As for Donatella Versace, anyone on the celebrity checklist - including Madonna's daughter, Lourdes, who sat beside her mother on the front row decked out in Versace Couture - will no doubt ditch the Levi's and wear Versus instead.

The thing that most readily sprang to mind by the close of New York Fashion Week, was how brilliantly the American designers coped with dressing down for dinner. Now that fashion's remit is to play down dressing up, it was still a surprise that ballgowns and pant-suits never made it on to a single catwalk in the city that used to offer nothing but.
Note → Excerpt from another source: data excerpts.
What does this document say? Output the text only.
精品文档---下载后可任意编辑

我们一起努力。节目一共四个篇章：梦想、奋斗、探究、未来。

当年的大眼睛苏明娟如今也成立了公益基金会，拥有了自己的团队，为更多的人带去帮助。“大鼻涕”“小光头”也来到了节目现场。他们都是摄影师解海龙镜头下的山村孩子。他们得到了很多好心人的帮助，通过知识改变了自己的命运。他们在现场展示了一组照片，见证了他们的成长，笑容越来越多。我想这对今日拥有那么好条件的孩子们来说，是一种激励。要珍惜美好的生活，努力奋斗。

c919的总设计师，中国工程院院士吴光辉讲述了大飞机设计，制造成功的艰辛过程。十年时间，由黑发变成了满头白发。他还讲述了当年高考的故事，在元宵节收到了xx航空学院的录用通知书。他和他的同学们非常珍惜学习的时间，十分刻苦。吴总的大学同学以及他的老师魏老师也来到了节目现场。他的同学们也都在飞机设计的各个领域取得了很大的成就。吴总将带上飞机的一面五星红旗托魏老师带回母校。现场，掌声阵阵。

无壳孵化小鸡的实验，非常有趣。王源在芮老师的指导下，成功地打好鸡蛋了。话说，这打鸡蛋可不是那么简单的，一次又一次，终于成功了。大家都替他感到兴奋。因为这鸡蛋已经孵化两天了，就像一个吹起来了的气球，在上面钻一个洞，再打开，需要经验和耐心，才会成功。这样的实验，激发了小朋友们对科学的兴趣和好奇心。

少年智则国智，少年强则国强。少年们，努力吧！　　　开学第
Michael Kors summed it up with a lemon cricket sweater; flesh-coloured bejewelled trousers, and paper-fine leather jackets with beach-style zebra print shorts. Calvin Klein ensured no purchaser of his clothes would go out on the town looking remotely "done up" as his collection remains steadfastly pure and minimal. Donna Karan issued gauzy veils of romantic chiffon or kimono shirts - great for a party - but worn with simple every-day black trousers. And John Bartlett put sex into his eveningwear, that was apparently to be worn in office hours, with his gold bugle beaded Twenties-style flapper dresses worn over cigarette trousers and accessorised with wide cavalry belts slung around hips and neon yellow spike heals.

It was interesting to witness the British invasion of New York. If McQueen's show, the highlight of the week, showed off Britain's best loved avant- garde fashion - presented like a blockbuster movie set - in only the way an East End lad can, Nicole Farhi showed the business-building side of Brit-fashion, not only with a purely wearable collection but with her new emporium uptown - the size of an aircraft hangar - that's bound to be a hit with all those well-groomed Manhattanites. As for Tanya Sarne of Ghost, when she did eventually get to show her collection - rescheduled due to Floyd - she showed Brits can also put on a judicious display of directional, yet commercial clothes.